Well this was messy! I ran do-release-upgrade on a server running 12.04 and after it finished and rebooted, the ssl sites wouldn't work. I got err_ssl_protocol_error in Chrome when trying to access the sites.

Since Apache is really popular, there are LOADS of articles about how to set up SSL and what can go wrong etc. and since I didn't really know what had happened, I tried/checked various things.

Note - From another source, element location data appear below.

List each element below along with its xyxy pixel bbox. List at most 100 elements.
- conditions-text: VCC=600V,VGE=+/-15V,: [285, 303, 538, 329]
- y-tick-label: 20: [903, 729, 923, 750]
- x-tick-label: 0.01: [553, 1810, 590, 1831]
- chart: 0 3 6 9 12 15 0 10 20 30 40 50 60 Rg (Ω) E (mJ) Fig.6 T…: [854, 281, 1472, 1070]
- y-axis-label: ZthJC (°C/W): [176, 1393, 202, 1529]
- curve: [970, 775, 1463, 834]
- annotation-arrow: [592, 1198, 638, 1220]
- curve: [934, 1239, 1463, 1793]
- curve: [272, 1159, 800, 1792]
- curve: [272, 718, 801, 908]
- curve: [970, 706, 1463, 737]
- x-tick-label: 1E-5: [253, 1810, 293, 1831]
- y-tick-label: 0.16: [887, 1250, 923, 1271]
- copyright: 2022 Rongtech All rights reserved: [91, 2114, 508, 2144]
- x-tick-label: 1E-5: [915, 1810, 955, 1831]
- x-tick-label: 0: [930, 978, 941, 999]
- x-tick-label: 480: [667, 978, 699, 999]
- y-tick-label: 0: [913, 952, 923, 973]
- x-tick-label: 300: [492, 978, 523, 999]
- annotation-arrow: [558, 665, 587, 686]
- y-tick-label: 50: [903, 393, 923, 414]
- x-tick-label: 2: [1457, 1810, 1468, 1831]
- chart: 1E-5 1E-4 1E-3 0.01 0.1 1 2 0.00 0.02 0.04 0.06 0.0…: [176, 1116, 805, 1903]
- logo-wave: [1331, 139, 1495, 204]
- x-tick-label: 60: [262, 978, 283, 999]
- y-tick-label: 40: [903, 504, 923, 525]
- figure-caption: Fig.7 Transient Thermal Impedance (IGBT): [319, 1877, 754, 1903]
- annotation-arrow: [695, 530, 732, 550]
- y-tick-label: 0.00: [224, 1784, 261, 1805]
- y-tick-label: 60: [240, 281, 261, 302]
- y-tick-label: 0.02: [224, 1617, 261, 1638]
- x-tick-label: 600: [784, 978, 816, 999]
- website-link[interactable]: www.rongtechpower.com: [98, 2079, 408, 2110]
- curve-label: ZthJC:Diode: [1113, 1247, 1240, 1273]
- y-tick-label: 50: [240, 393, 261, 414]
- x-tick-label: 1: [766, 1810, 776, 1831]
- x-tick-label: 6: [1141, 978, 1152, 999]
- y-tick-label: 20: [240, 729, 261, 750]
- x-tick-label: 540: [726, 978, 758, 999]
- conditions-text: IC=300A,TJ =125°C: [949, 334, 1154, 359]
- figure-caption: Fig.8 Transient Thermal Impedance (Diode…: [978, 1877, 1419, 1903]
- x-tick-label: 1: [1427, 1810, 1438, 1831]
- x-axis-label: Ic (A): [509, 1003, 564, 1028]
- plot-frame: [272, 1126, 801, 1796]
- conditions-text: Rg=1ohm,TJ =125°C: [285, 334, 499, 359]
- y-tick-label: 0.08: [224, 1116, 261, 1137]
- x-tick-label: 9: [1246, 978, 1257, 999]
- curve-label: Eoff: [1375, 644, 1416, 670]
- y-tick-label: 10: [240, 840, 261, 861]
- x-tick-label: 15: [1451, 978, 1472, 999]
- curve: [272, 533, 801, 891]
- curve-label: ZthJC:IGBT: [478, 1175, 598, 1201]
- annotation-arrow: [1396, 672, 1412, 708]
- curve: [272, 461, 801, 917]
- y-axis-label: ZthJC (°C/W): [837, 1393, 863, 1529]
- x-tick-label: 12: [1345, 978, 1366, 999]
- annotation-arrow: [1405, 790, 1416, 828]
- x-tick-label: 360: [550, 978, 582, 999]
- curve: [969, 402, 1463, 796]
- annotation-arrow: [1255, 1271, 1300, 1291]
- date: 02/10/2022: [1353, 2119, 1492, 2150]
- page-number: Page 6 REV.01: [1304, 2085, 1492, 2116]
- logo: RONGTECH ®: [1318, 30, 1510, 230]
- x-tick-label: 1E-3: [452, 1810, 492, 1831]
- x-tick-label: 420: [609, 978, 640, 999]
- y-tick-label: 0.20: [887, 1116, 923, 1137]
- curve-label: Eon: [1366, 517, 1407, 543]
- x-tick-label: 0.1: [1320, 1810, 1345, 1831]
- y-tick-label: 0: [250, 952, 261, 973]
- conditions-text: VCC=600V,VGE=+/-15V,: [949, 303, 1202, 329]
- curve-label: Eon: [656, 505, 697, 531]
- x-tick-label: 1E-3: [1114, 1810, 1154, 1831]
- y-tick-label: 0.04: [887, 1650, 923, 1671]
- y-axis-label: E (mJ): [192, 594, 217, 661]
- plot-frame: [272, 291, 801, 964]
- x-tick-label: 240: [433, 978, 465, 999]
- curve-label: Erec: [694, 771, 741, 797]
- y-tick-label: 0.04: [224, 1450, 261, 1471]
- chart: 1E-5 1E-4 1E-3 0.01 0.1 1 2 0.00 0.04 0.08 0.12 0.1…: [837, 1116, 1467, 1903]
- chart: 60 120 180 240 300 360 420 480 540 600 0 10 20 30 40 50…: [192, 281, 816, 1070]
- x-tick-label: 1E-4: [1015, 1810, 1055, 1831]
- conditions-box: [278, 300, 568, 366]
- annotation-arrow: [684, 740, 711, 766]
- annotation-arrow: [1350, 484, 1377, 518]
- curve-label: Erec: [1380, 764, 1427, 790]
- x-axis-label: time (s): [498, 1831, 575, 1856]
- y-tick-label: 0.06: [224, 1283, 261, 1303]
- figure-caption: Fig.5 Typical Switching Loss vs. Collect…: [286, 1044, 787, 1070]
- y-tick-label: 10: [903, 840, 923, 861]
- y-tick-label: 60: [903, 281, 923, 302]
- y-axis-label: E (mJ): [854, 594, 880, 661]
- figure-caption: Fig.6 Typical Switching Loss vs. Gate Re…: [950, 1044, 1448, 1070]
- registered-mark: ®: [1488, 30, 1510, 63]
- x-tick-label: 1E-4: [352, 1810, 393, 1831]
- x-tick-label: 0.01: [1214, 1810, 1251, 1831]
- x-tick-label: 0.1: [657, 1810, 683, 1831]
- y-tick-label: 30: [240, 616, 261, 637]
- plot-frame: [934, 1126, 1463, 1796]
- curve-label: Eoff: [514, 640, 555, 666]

  1. Was apache running on port 443?
  2. Could I access the site with open ssl to check the cert? No, the suggested command line errored!
  3. Was the config OK? I thought it was because i ran config test and it succeeded.
  4. Did port 80/http work? When I copied in the config from default-ssl.conf into 000-default.conf, firstly I got some config errors (needed to have all +/- and not just some) and port 80/http worked fine.
  5. Were all my conf files named *.conf? (it used to take everything from mods and conf-enabled but now only those with *.conf). Mine were already called *.conf
  6. Did the ssl conf file match the version that dpkg kindly dumped in the directory during the upgrade? Yep, pretty much except for changes I had made for my server.
  7. Could I use wget locally to see anything useful? I got a 404 when using http and port 443 and an ssl error when using https and 443 so no clue there.
  8. Was there some weird protocol issue going on? Well apparently larger TLS 1.2 headers can cause problems on some proxies and possibly my site was now insisting on something too new/too old. I modified default-ssl.conf to set SSLProtocol to All -SSLv2 -SSLv3 and tried again - no dice but at least the site was stronger!
I was pulling what little is left of my hair out until I found another post with another simpler answer:

sudo a2ensite default-ssl

It worked! Simple as that. Why wasn't this already set from before the upgrade? No idea but it is also why its config was incorrect but not showing up as an error when starting apache. I should have looked into sites-enabled but I didn't think to since the original files are in sites-available.

Aaarrgghhh but on the other hand - phew!